Manual scavenging and reasons for its prevalence in India
- Three labourers allegedly hired for manual scavenging died after inhaling toxic fumes in a septic tank
- Even though manual scavenging is banned in India, the practice is still prevalent in many parts of the country.
- It is the practice of removing human excreta by hand from sewers or septic tanks.
- India banned the practice under the Prohibition of Employment as Manual Scavengers and their Rehabilitation Act, 2013 (PEMSR).
- The Act bans the use of any individual for manually cleaning, carrying, disposing of or otherwise handling in any manner, human excreta till its disposal.
- In 2013, the definition of manual scavengers was also broadened to include people employed to clean septic tanks, ditches, or railway tracks.
- The Act recognizes manual scavenging as a “dehumanising practice,” and cites a need to “correct the historical injustice and indignity suffered by the manual scavengers.”

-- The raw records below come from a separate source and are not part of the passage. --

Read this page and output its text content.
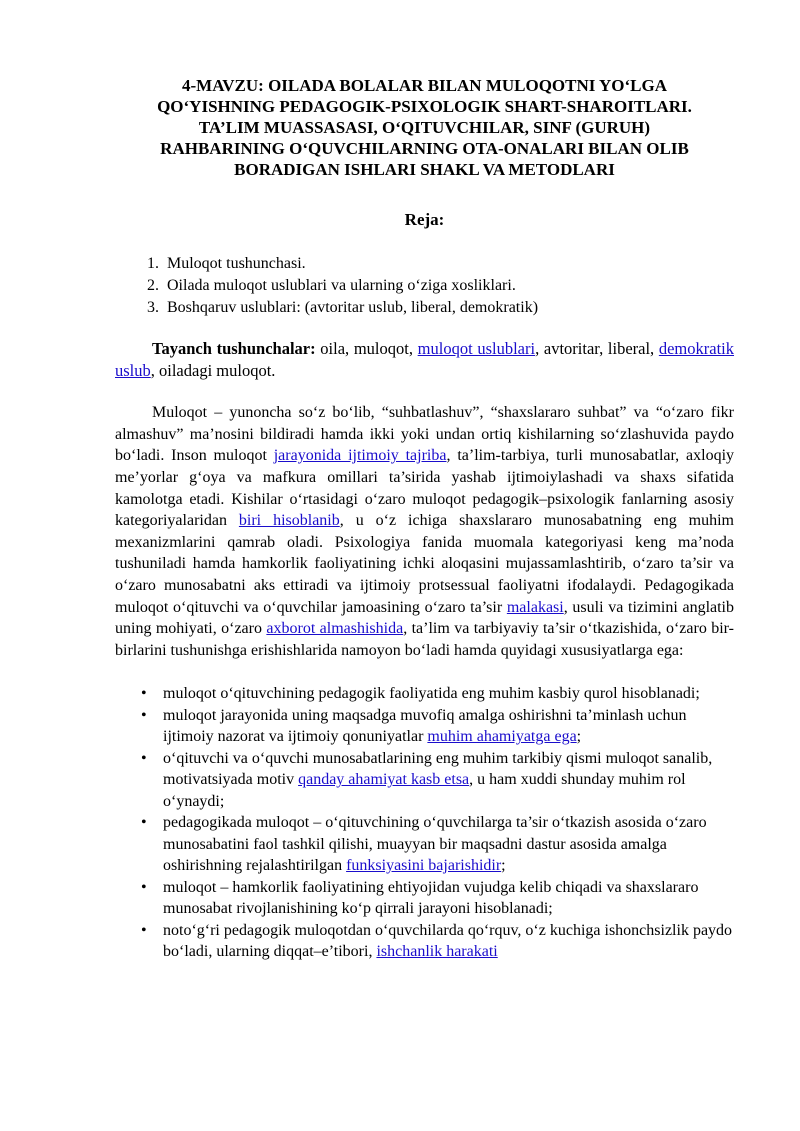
4-MAVZU: OILADA BOLALAR BILAN MULOQOTNI YO‘LGA
QO‘YISHNING PEDAGOGIK-PSIXOLOGIK SHART-SHAROITLARI.
TA’LIM MUASSASASI, O‘QITUVCHILAR, SINF (GURUH)
RAHBARINING O‘QUVCHILARNING OTA-ONALARI BILAN OLIB
BORADIGAN ISHLARI SHAKL VA METODLARI
Reja:
1. Muloqot tushunchasi.
2. Oilada muloqot uslublari va ularning o‘ziga xosliklari.
3. Boshqaruv uslublari: (avtoritar uslub, liberal, demokratik)

Tayanch tushunchalar: oila, muloqot, muloqot uslublari, avtoritar, liberal, demokratik uslub, oiladagi muloqot.

Muloqot – yunoncha so‘z bo‘lib, “suhbatlashuv”, “shaxslararo suhbat” va “o‘zaro fikr almashuv” ma’nosini bildiradi hamda ikki yoki undan ortiq kishilarning so‘zlashuvida paydo bo‘ladi. Inson muloqot jarayonida ijtimoiy tajriba, ta’lim-tarbiya, turli munosabatlar, axloqiy me’yorlar g‘oya va mafkura omillari ta’sirida yashab ijtimoiylashadi va shaxs sifatida kamolotga etadi. Kishilar o‘rtasidagi o‘zaro muloqot pedagogik–psixologik fanlarning asosiy kategoriyalaridan biri hisoblanib, u o‘z ichiga shaxslararo munosabatning eng muhim mexanizmlarini qamrab oladi. Psixologiya fanida muomala kategoriyasi keng ma’noda tushuniladi hamda hamkorlik faoliyatining ichki aloqasini mujassamlashtirib, o‘zaro ta’sir va o‘zaro munosabatni aks ettiradi va ijtimoiy protsessual faoliyatni ifodalaydi. Pedagogikada muloqot o‘qituvchi va o‘quvchilar jamoasining o‘zaro ta’sir malakasi, usuli va tizimini anglatib uning mohiyati, o‘zaro axborot almashishida, ta’lim va tarbiyaviy ta’sir o‘tkazishida, o‘zaro bir-birlarini tushunishga erishishlarida namoyon bo‘ladi hamda quyidagi xususiyatlarga ega:

• muloqot o‘qituvchining pedagogik faoliyatida eng muhim kasbiy qurol hisoblanadi;
• muloqot jarayonida uning maqsadga muvofiq amalga oshirishni ta’minlash uchun ijtimoiy nazorat va ijtimoiy qonuniyatlar muhim ahamiyatga ega;
• o‘qituvchi va o‘quvchi munosabatlarining eng muhim tarkibiy qismi muloqot sanalib, motivatsiyada motiv qanday ahamiyat kasb etsa, u ham xuddi shunday muhim rol o‘ynaydi;
• pedagogikada muloqot – o‘qituvchining o‘quvchilarga ta’sir o‘tkazish asosida o‘zaro munosabatini faol tashkil qilishi, muayyan bir maqsadni dastur asosida amalga oshirishning rejalashtirilgan funksiyasini bajarishidir;
• muloqot – hamkorlik faoliyatining ehtiyojidan vujudga kelib chiqadi va shaxslararo munosabat rivojlanishining ko‘p qirrali jarayoni hisoblanadi;
• noto‘g‘ri pedagogik muloqotdan o‘quvchilarda qo‘rquv, o‘z kuchiga ishonchsizlik paydo bo‘ladi, ularning diqqat–e’tibori, ishchanlik harakati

Reasons for its prevalence in India
- Lack of enforcement of the Act
- Exploitation of unskilled labourers
- Costly mechanised services to clean septic tanks
- Cheap unskilled labourers do it at marginal cost
Compensation in case of Death
- As per the Prohibition of Employment of Manual Scavengers and their Rehabilitation (PEMSR) Act, 2013 and the Supreme Court’s decision in the Safai Karamchari Andolan v/s Union of India case, a compensation of Rs 10 lakh each is awarded to the family of victims
- Identification: States must precisely count the employees involved in the cleanup of toxic sludge.
- To eliminate the social stigma associated with manual scavenging, it is necessary to first identify and then comprehend how and why manual scavenging remains ingrained in the caste system.
- The Need for a Strict Law: If a law establishes a formal responsibility on the part of state entities to provide sanitary services, the rights of these workers will no longer be in jeopardy.